La conférence du 6 mars fut un évènement majeur pour les associations de défense et d’aviation de l’Université Panthéon-Assas. En partenariat avec l’association Les Ailes d’Assas et Assas Défense, l’Association du Master 2 Sécurité et Défense a participé à l’organisation et à l’animation de cette conférence de grande qualité, autour du Général Stéphane Abrial, ancien chef d’état-major de l’armée de l’air française, ancien commandant de l’un des deux commandements suprêmes de l’OTAN (ACT), et aujourd’hui Directeur Groupe International et Relations Institutionnelles de l’entreprise Safran.Le Général Abrial a fait l’honneur aux associations de bien vouloir apporter son expertise sur différentes questions posées par un membre de chacune d’elles. Monsieur Nicolas Chapon, Contrôleur général des armées en charge du contrôle des programmes d’armement aéronautiques au Ministère des Armées a également bien voulu venir apporter un autre éclairage aux différentes questions traitées au cours de la conférence. Celle-ci s’est déroulée en trois temps, correspondant aux deux questions posées par chacun des membres délégués par les trois associations aux côtés de si prestigieux intervenants. A ces questions, le Général Abrial et Monsieur Chapon ont répondu comme ils l’entendaient, se complétant autant qu’ils le pouvaient et opposant parfois de manière très éclairante, le point de vue du terrain au point du vue du contrôle.

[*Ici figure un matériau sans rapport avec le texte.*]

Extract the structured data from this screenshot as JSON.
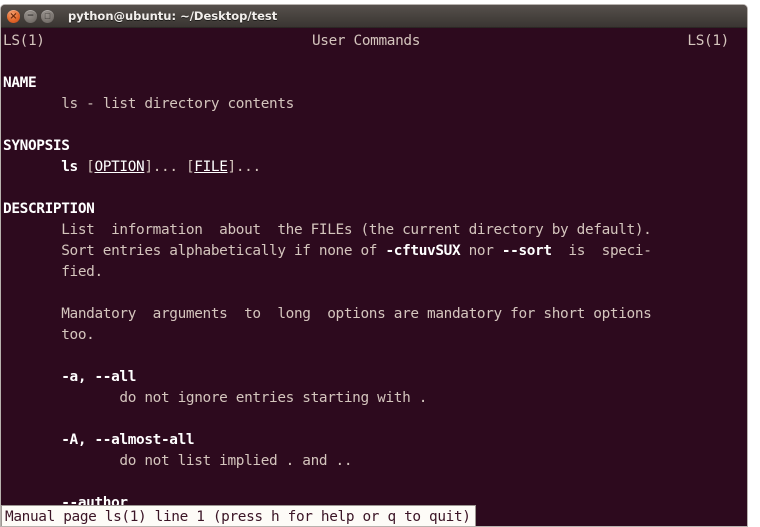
{
  "window": {
    "title": "python@ubuntu: ~/Desktop/test",
    "buttons": {
      "close_label": "×",
      "minimize_label": "−",
      "maximize_label": "□"
    }
  },
  "man_page": {
    "header": {
      "left": "LS(1)",
      "center": "User Commands",
      "right": "LS(1)"
    },
    "lines": [
      {
        "id": "blank-1",
        "type": "blank",
        "text": " "
      },
      {
        "id": "name-heading",
        "type": "section",
        "text": "NAME"
      },
      {
        "id": "name-body",
        "type": "text",
        "text": "       ls - list directory contents"
      },
      {
        "id": "blank-2",
        "type": "blank",
        "text": " "
      },
      {
        "id": "synopsis-heading",
        "type": "section",
        "text": "SYNOPSIS"
      },
      {
        "id": "synopsis-body",
        "type": "markup",
        "text": "       ls [OPTION]... [FILE]..."
      },
      {
        "id": "blank-3",
        "type": "blank",
        "text": " "
      },
      {
        "id": "description-heading",
        "type": "section",
        "text": "DESCRIPTION"
      },
      {
        "id": "desc-line-1",
        "type": "text",
        "text": "       List  information  about  the FILEs (the current directory by default)."
      },
      {
        "id": "desc-line-2",
        "type": "markup",
        "text": "       Sort entries alphabetically if none of -cftuvSUX nor --sort  is  speci-"
      },
      {
        "id": "desc-line-3",
        "type": "text",
        "text": "       fied."
      },
      {
        "id": "blank-4",
        "type": "blank",
        "text": " "
      },
      {
        "id": "mandatory-line-1",
        "type": "text",
        "text": "       Mandatory  arguments  to  long  options are mandatory for short options"
      },
      {
        "id": "mandatory-line-2",
        "type": "text",
        "text": "       too."
      },
      {
        "id": "blank-5",
        "type": "blank",
        "text": " "
      },
      {
        "id": "opt-a-term",
        "type": "markup",
        "text": "       -a, --all"
      },
      {
        "id": "opt-a-desc",
        "type": "text",
        "text": "              do not ignore entries starting with ."
      },
      {
        "id": "blank-6",
        "type": "blank",
        "text": " "
      },
      {
        "id": "opt-A-term",
        "type": "markup",
        "text": "       -A, --almost-all"
      },
      {
        "id": "opt-A-desc",
        "type": "text",
        "text": "              do not list implied . and .."
      },
      {
        "id": "blank-7",
        "type": "blank",
        "text": " "
      },
      {
        "id": "opt-author-term",
        "type": "markup",
        "text": "       --author"
      }
    ],
    "synopsis_parts": {
      "indent": "       ",
      "command": "ls",
      "space1": " [",
      "option": "OPTION",
      "between": "]... [",
      "file": "FILE",
      "tail": "]..."
    },
    "desc_line2_parts": {
      "pre": "       Sort entries alphabetically if none of ",
      "bold1": "-cftuvSUX",
      "mid": " nor ",
      "bold2": "--sort",
      "post": "  is  speci-"
    },
    "opt_a_parts": {
      "indent": "       ",
      "flags": "-a, --all"
    },
    "opt_A_parts": {
      "indent": "       ",
      "flags": "-A, --almost-all"
    },
    "opt_author_parts": {
      "indent": "       ",
      "flags": "--author"
    }
  },
  "status_bar": {
    "text": "Manual page ls(1) line 1 (press h for help or q to quit)"
  },
  "colors": {
    "terminal_background": "#2d0a1e",
    "body_text": "#d4c5bd",
    "bold_text": "#ffffff",
    "titlebar_background": "#46413d",
    "status_background": "#fdfbf7",
    "status_text": "#3b1426",
    "close_button": "#e2672a"
  }
}
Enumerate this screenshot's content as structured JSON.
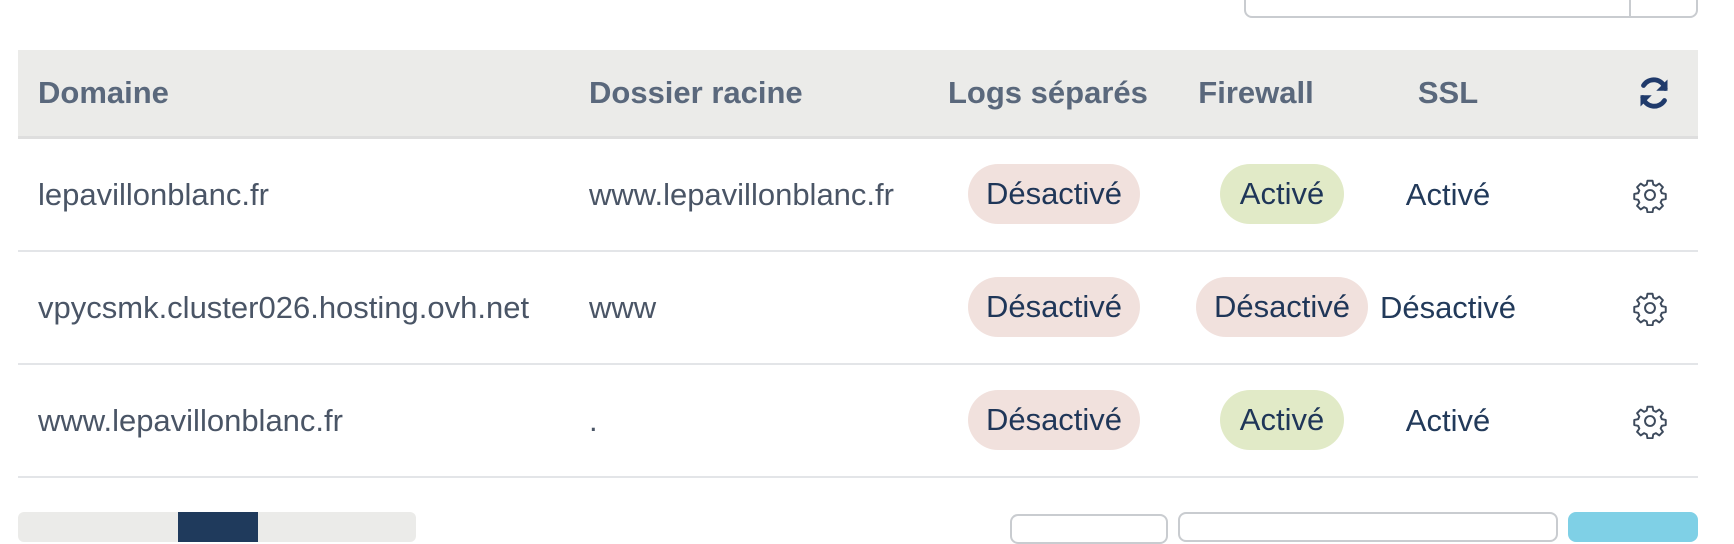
{
  "table": {
    "headers": {
      "domain": "Domaine",
      "root": "Dossier racine",
      "logs": "Logs séparés",
      "firewall": "Firewall",
      "ssl": "SSL"
    },
    "rows": [
      {
        "domain": "lepavillonblanc.fr",
        "root": "www.lepavillonblanc.fr",
        "logs": "Désactivé",
        "firewall": "Activé",
        "ssl": "Activé"
      },
      {
        "domain": "vpycsmk.cluster026.hosting.ovh.net",
        "root": "www",
        "logs": "Désactivé",
        "firewall": "Désactivé",
        "ssl": "Désactivé"
      },
      {
        "domain": "www.lepavillonblanc.fr",
        "root": ".",
        "logs": "Désactivé",
        "firewall": "Activé",
        "ssl": "Activé"
      }
    ]
  },
  "icons": {
    "refresh": "refresh-icon",
    "settings": "gear-icon"
  },
  "colors": {
    "header_bg": "#ebebe9",
    "header_text": "#5a687c",
    "badge_off_bg": "#f1e1dd",
    "badge_on_bg": "#e1eac7",
    "accent": "#1f3a5c",
    "refresh_icon": "#1f3a6b"
  }
}
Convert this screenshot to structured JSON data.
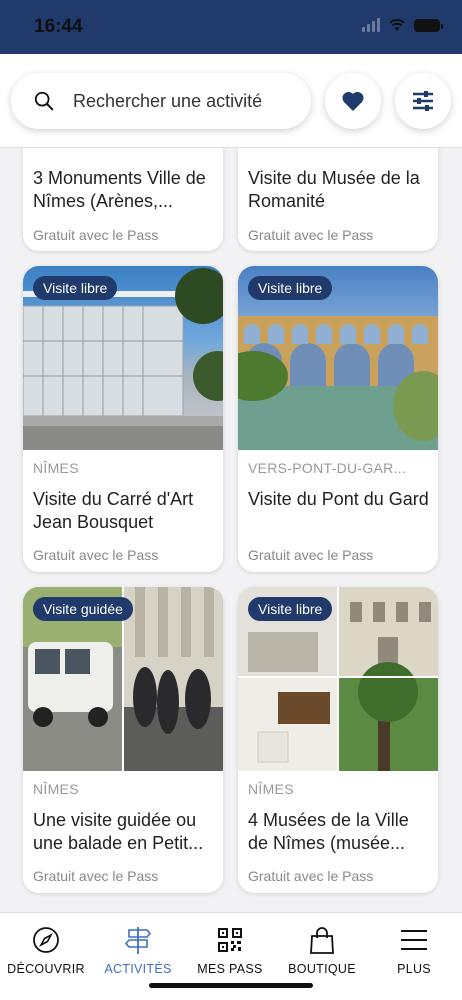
{
  "status_bar": {
    "time": "16:44"
  },
  "search": {
    "placeholder": "Rechercher une activité"
  },
  "colors": {
    "primary": "#1f3a6b",
    "accent": "#3d6fc2",
    "card_bg": "#ffffff"
  },
  "cards": [
    {
      "location": "",
      "title": "3 Monuments Ville de Nîmes (Arènes,...",
      "price": "Gratuit avec le Pass",
      "badge": ""
    },
    {
      "location": "",
      "title": "Visite du Musée de la Romanité",
      "price": "Gratuit avec le Pass",
      "badge": ""
    },
    {
      "location": "NÎMES",
      "title": "Visite du Carré d'Art Jean Bousquet",
      "price": "Gratuit avec le Pass",
      "badge": "Visite libre"
    },
    {
      "location": "VERS-PONT-DU-GAR...",
      "title": "Visite du Pont du Gard",
      "price": "Gratuit avec le Pass",
      "badge": "Visite libre"
    },
    {
      "location": "NÎMES",
      "title": "Une visite guidée ou une balade en Petit...",
      "price": "Gratuit avec le Pass",
      "badge": "Visite guidée"
    },
    {
      "location": "NÎMES",
      "title": "4 Musées de la Ville de Nîmes (musée...",
      "price": "Gratuit avec le Pass",
      "badge": "Visite libre"
    }
  ],
  "nav": {
    "items": [
      {
        "label": "DÉCOUVRIR",
        "icon": "compass-icon"
      },
      {
        "label": "ACTIVITÉS",
        "icon": "signpost-icon",
        "active": true
      },
      {
        "label": "MES PASS",
        "icon": "qr-code-icon"
      },
      {
        "label": "BOUTIQUE",
        "icon": "shopping-bag-icon"
      },
      {
        "label": "PLUS",
        "icon": "menu-icon"
      }
    ]
  }
}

Les Ailes d’Assas ont posé les premières questions, auxquelles le Général répondit de bonne grâce malgré la difficulté de certaines questions soulevant notamment les difficultés rencontrées par le Groupe Safran lors de la phase de développement du moteur Silvercrest qui a mené l’entreprise Dassault à choisir un concurrent pour l’élaboration du moteur du nouveau Falcon 5X. La question suivante a permis au Général de faire une différence nette entre les différents acteurs de l’aviation, compagnie aérienne, avionneurs et équipementier et leurs spécificités. Ceci pour répondre aux interrogations de l’association sur les marges effectuées par Safran, considérées comme excessives par certains, et notamment l’avionneur Airbus, qui s’est même dit tenté de réintégrer la production de ses moteurs à sa propre activité. Selon le Général, on ne s’invente pas avionneur comme on ne s’invente pas équipementier même si, in fine, le plus important reste que chacune des parties soit satisfaite du contrat qu’elle décide de signer.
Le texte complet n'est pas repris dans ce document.